Throughout the ups and downs (and stagnation) of this presidential cycle, commentators from both parties always agreed that the American people really didn’t care about any of it (at least when their party was on the losing side of a poll). The trivial attacks, the gaffes, the tax return scandal, the jobs reports: Nothing jolts Americans away from their barbecues and swimming pools.

But Peggy Noonan wrote two weeks ago that this election is in fact different, and I’m inclined to agree with her. While I do not represent the average voter (most people have better things to do than obsessively check Politico), there is something different this time around.

People care more about the economy. They want to make sure their jobs are secure and their families are in good hands.

People are more divided politically than ever. They are eager to find failings with the other party and its candidate no matter what time of year.

And, if nothing else, people can’t get away from it if they tried.

Everyone and their mothers have an opinion about Facebook, but the truth is, social media, internet media, and well, media media are everywhere. Each candidate is mentioned hundreds of thousands of times on Twitter every week. Their thousand watt smiles shine from the sidebars of your favorite website. And “trending articles” on Facebook bring the campaign to basically every college kid’s computer screen. Plus there are always the old faithful negative television spots and political talk show hosts.

The proof is in the pudding. If campaigns believed that people didn’t start paying attention until after Labor Day, then why have they spent hundreds of millions of dollars on ads until they can’t buy any more T.V. time? Why do they care so much about campaigning if we allegedly do not. The qualifier behind every gaffe and bad poll is not legitimate. People do care now for a lot of reasons, but mostly because every media outlet, billboard, website, bus stop, and Medicare beneficiary does.

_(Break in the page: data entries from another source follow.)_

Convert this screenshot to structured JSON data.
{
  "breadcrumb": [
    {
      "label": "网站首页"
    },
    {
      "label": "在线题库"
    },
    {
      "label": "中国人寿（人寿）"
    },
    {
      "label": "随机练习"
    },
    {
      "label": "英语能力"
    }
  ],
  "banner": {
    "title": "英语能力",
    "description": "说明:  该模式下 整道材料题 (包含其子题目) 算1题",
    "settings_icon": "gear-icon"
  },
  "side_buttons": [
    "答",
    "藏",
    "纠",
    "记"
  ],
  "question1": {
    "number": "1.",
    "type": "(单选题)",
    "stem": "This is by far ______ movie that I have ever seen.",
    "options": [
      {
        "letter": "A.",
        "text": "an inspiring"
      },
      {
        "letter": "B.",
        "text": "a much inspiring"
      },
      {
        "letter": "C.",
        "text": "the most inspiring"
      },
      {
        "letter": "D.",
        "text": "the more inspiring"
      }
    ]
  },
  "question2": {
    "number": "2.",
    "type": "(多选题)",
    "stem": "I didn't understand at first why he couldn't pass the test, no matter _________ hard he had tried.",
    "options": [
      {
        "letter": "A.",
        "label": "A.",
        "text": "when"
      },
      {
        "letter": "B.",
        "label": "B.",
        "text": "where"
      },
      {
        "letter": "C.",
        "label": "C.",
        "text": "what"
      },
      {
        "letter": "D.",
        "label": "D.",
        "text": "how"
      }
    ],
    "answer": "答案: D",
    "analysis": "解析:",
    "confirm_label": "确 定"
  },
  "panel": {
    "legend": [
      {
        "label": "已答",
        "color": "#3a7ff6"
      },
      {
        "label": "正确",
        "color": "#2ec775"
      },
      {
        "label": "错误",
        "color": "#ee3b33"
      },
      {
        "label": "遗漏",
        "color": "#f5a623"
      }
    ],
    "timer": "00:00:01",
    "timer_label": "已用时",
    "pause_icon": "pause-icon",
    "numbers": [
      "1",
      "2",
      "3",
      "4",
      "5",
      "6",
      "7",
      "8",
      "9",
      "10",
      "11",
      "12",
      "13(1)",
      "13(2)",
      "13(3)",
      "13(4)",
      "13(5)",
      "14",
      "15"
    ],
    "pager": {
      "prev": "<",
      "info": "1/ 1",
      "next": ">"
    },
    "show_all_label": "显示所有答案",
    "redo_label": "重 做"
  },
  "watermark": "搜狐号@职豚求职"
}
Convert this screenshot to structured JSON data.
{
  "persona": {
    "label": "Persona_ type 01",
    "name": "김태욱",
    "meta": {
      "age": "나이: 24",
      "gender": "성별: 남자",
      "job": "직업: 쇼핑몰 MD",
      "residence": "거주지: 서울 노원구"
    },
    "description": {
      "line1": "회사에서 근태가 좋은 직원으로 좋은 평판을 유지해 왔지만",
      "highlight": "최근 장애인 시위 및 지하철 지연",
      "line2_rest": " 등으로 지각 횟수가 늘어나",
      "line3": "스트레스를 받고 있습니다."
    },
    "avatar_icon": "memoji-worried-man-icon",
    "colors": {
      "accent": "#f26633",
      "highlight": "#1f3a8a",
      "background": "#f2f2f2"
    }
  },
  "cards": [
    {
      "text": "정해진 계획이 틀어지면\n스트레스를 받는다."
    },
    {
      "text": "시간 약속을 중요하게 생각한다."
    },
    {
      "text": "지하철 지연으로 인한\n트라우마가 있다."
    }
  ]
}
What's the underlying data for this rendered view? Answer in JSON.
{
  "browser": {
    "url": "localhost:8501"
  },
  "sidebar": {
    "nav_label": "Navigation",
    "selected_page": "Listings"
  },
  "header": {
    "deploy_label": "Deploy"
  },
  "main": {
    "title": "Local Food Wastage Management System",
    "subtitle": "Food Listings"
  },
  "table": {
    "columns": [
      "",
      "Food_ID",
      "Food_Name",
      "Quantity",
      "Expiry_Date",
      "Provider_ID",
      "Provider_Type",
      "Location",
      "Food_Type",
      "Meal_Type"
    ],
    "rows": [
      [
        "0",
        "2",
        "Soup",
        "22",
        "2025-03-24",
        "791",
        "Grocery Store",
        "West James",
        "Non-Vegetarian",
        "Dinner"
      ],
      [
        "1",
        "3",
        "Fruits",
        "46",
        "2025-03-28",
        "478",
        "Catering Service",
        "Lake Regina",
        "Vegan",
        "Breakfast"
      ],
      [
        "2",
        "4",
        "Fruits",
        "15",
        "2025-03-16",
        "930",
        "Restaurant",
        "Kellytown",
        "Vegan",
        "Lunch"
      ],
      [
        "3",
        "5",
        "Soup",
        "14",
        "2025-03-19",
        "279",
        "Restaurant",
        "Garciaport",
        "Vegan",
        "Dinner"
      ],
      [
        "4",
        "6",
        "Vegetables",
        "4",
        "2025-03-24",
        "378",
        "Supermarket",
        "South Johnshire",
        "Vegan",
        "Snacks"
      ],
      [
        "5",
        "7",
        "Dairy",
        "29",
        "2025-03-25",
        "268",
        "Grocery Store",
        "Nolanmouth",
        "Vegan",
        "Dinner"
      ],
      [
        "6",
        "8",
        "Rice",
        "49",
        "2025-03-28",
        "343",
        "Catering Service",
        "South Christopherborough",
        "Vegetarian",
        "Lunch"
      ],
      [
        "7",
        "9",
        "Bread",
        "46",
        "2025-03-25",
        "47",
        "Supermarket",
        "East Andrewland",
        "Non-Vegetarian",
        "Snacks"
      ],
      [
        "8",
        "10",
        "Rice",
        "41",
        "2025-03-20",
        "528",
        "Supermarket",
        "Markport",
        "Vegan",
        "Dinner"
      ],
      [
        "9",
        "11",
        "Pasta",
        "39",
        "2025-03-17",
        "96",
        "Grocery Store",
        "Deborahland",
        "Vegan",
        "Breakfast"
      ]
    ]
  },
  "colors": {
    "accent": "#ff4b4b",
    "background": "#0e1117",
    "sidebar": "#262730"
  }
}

Having said this, the Obama camp should not be worried. It has done unbelievably well defining Mitt Romney on its terms. Most voters still have an unfavorable opinion of the Republican candidate. At the same time, the Obama campaign has been able to keep the focus on Mitt Romney’s personal finances rather than the economy. The strategy is currently paying dividends, no doubt playing a role in Romney’s V.P. pick and shifting the debate to entitlement reform, typically a strong suit for Democrats.

That mentality, however, is the underlying problem with most strategists. Besides the “Labor Day” myth, Republican analysts constantly reiterate no modern president has won a reelection bid with unemployment over 8 percent, and Democrats point to Mitt Romney’s historically low favorability ratings as why he will not be president. Precedent will not explain this election. We can learn some things from past elections, but using “convention” or “precedent” as a crutch is not accurate, nor does it boost the credibility of the pundit. There’s nothing impressive about reciting a well-known pattern and then claiming to predict the future with certainty.

It’s almost Labor Day. Things are really going to start to “matter” now. I’m just glad Obama thought they mattered three months ago also.